In meinem Wahlkreis gibt es eine ländliche Gemeinde, die in ihrem Hauptort eine Grundschule hat, und dann hat sie noch eine Zweigschule. Was passiert wie so oft in Brandenburg? Die Zweigschule hat sehr wenige Kinder. Also ist die Gemeinde frei, eine Entscheidung zu treffen: Entweder schließt sie die Zweigschule oder gestaltet den Schnitt des Schulbezirkes so, dass die Zweigschule zukünftig überleben kann. - Klug und vernünftig!
Gemeinden können aber auch sagen: Wir machen das nicht so, sondern richten deckungsgleiche Schulbezirke ein. Es wurde gesagt: Dann können wir die freie Anwahl im Gemeindegebiet ermöglichen. Aber auch hier müssen die Gemeinden für die Folgen der Entscheidung geradestehen.
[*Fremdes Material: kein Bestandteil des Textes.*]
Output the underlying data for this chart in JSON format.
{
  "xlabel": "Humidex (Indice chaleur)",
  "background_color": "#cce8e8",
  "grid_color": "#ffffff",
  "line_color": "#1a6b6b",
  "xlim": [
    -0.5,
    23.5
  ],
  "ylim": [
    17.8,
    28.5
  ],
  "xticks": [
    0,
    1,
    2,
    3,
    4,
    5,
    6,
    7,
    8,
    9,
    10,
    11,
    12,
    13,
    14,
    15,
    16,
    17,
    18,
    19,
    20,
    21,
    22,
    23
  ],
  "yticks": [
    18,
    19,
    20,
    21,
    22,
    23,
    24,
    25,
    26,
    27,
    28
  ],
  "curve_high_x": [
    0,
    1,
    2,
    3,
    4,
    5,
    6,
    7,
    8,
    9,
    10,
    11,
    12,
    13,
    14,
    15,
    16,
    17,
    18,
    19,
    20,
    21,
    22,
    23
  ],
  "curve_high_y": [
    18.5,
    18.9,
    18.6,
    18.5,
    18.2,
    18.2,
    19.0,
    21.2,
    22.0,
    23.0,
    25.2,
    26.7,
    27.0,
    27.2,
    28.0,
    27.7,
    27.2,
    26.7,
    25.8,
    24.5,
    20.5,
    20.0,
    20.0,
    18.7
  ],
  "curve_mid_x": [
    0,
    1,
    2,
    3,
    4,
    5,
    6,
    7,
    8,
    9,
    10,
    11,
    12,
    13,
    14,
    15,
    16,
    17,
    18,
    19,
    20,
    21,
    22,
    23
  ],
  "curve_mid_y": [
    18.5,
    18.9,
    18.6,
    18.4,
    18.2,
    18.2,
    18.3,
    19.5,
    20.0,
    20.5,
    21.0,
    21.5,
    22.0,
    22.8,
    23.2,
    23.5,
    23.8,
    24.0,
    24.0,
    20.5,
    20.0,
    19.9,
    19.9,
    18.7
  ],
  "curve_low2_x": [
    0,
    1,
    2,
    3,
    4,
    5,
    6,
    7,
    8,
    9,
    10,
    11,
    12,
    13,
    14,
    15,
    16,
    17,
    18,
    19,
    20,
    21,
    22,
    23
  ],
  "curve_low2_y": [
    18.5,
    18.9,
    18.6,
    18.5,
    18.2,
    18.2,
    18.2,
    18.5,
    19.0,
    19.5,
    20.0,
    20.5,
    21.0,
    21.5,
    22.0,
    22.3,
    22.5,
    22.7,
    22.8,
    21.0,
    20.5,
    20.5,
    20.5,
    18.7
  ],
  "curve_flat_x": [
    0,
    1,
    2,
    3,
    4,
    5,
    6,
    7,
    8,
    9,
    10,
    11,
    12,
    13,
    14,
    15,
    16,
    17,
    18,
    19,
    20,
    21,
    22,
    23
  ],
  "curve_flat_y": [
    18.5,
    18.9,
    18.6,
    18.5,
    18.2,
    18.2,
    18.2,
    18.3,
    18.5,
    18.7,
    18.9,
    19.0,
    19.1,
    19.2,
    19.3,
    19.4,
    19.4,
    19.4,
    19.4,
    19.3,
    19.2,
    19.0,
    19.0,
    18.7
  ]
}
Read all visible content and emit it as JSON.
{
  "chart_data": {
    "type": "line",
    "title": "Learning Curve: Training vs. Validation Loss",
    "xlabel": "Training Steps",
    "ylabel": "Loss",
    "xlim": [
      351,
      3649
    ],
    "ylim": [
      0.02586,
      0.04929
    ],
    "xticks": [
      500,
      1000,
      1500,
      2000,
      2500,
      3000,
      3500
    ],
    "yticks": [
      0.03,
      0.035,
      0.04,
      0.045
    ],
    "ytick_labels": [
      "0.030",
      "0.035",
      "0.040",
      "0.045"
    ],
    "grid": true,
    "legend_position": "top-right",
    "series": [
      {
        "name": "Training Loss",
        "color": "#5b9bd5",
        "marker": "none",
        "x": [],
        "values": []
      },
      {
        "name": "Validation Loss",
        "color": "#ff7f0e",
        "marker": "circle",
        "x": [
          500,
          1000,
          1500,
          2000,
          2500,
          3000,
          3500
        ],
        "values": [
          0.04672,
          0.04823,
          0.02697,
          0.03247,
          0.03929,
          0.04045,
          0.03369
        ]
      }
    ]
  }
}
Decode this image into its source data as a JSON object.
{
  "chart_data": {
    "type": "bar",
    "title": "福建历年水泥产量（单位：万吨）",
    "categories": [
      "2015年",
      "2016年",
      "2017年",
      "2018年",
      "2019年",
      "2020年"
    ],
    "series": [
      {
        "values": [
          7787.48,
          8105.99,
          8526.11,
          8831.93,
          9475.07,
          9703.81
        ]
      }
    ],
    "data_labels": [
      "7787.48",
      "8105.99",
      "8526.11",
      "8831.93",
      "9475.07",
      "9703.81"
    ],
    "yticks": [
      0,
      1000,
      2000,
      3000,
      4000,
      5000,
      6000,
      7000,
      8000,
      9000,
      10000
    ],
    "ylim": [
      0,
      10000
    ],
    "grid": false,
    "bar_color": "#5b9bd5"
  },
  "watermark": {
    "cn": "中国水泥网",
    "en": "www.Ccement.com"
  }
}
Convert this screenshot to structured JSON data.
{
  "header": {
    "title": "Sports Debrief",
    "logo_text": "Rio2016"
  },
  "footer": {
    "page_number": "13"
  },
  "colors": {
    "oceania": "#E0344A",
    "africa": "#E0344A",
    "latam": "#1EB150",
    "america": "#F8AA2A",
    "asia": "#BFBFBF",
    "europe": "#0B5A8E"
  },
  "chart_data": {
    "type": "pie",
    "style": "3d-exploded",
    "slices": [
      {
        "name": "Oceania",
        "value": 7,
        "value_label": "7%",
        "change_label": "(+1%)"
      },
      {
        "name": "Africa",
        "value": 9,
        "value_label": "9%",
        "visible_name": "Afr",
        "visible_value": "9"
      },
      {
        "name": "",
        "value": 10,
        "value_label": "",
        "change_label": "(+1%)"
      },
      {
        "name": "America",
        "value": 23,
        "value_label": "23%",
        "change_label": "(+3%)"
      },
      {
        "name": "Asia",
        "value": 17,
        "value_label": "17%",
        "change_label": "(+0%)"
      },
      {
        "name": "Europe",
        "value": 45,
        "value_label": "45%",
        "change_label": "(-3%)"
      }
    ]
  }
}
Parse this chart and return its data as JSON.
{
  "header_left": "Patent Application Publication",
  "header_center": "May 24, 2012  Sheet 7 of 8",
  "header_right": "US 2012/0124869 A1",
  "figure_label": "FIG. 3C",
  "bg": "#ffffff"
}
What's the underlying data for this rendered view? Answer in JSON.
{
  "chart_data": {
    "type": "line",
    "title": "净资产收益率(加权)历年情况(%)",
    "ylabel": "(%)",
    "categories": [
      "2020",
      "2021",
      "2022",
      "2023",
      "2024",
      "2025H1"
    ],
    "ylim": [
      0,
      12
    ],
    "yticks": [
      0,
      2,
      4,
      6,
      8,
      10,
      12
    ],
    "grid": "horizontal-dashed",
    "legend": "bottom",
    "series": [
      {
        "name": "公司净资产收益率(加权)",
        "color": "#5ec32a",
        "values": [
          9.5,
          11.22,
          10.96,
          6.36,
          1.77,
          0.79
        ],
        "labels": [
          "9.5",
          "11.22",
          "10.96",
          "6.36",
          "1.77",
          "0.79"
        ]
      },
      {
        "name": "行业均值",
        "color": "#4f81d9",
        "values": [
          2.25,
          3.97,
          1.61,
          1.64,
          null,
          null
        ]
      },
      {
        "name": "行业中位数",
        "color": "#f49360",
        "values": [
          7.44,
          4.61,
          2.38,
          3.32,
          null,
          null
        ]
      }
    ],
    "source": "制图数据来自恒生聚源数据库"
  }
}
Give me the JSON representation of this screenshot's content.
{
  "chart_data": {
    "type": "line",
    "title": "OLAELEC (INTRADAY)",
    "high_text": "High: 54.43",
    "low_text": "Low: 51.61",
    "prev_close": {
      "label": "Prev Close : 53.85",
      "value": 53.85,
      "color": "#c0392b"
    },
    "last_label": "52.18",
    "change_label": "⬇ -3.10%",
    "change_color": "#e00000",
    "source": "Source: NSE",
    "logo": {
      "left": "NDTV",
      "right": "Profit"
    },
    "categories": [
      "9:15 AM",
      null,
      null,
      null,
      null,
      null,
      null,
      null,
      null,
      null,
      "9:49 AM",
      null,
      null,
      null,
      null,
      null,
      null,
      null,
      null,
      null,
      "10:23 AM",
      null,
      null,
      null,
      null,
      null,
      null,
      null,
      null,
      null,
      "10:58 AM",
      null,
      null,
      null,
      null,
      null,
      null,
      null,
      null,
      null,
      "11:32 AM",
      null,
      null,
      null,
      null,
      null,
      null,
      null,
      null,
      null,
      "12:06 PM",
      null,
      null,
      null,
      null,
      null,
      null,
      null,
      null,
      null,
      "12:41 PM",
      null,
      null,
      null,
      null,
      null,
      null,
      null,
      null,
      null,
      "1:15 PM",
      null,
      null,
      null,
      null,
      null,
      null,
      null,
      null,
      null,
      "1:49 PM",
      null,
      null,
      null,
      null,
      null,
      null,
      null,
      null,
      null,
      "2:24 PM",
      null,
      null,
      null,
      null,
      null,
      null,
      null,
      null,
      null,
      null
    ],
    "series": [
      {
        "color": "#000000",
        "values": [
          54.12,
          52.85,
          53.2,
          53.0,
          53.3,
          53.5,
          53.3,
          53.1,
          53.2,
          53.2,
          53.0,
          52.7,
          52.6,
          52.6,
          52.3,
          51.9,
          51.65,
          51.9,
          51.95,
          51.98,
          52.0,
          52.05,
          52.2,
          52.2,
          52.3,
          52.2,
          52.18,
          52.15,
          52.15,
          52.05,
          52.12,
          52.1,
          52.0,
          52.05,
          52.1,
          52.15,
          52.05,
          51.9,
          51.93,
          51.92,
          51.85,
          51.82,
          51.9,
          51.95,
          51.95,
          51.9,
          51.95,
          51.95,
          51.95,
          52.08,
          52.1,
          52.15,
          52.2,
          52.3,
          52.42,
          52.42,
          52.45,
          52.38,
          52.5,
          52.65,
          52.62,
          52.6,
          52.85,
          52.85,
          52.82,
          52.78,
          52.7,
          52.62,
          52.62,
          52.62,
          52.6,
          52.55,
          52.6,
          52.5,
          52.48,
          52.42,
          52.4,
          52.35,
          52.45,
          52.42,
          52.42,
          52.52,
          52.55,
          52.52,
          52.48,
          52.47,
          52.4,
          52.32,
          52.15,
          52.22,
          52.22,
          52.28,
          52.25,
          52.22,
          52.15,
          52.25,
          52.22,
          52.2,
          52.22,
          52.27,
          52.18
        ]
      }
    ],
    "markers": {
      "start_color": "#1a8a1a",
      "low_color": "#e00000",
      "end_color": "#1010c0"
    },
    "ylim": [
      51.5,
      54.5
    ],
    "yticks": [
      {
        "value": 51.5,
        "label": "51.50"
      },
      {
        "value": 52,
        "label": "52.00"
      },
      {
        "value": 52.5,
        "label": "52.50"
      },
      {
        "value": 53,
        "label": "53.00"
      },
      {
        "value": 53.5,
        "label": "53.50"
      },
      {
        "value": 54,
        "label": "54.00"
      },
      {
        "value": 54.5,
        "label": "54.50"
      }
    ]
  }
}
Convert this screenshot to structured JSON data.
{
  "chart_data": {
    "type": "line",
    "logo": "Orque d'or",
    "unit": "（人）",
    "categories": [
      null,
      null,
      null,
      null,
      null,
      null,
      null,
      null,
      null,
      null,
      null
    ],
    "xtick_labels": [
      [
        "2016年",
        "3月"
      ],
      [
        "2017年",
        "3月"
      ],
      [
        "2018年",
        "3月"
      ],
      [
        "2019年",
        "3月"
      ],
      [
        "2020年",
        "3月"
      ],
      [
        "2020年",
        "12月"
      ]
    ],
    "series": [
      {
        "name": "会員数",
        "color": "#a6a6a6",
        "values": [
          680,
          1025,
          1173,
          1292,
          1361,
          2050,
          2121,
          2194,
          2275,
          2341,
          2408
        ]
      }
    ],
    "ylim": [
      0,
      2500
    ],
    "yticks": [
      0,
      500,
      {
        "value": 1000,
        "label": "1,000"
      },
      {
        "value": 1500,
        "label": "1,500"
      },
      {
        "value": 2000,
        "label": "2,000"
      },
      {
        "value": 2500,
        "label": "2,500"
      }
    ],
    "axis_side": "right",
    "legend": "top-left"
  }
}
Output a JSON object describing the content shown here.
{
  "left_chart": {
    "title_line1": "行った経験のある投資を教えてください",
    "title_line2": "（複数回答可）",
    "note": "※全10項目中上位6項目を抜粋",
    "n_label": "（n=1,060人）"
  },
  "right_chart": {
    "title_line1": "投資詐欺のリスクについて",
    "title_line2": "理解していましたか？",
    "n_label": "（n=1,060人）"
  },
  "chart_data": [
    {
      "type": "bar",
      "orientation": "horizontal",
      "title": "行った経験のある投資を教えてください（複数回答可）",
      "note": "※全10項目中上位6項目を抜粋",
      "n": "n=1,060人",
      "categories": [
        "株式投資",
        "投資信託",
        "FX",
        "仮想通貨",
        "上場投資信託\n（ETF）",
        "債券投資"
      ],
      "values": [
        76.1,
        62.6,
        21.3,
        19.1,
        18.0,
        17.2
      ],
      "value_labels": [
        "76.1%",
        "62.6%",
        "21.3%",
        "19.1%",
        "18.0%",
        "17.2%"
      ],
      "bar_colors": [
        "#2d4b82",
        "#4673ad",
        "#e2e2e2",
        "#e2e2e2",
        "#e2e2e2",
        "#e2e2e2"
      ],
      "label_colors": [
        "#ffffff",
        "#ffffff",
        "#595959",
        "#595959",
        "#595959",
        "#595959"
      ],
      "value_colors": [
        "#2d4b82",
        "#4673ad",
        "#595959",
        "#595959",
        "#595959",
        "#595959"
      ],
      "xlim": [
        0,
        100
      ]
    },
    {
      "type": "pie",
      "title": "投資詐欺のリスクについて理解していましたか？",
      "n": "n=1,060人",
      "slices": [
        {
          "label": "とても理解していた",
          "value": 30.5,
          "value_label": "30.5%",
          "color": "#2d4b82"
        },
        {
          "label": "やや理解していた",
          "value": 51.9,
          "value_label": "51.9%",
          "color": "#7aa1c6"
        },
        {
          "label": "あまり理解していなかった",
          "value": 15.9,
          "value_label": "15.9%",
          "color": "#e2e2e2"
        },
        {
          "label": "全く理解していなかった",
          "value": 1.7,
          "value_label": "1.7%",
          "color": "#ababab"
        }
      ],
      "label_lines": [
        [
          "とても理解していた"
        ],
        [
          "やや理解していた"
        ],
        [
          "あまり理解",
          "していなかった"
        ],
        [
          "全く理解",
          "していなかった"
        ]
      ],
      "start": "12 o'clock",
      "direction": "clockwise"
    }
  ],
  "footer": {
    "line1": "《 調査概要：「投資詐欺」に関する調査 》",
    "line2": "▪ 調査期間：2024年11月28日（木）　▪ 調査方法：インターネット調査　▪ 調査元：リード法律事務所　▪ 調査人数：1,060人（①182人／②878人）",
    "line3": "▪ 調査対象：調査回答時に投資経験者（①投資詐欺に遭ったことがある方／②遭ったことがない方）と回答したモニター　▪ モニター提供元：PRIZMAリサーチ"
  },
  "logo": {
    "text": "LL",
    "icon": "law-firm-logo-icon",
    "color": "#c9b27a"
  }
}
Sie können darüber hinaus im Einvernehmen mit Nachbargemeinden grenzüberschreitende Schulbezirke festlegen. Wie ich am Dienstag der Zeitung entnommen habe, hat sich der Städteund Gemeindebund geäußert und gesagt: Das ist tägliche Praxis. Wir regeln das manchmal sogar, stand darin, per Telefonanruf. - Na, wenn es so einfach geht, wunderbar!
Vielen Dank, Herr Kollege Günther. Wir saßen über ein Jahr lang gemeinsam im Petitionsausschuss. Sie haben am Anfang Ihrer Rede gesagt, Sie könnten den Antrag nicht ganz verstehen, weil Sie den Eindruck hätten, es gebe eigentlich kein Problem.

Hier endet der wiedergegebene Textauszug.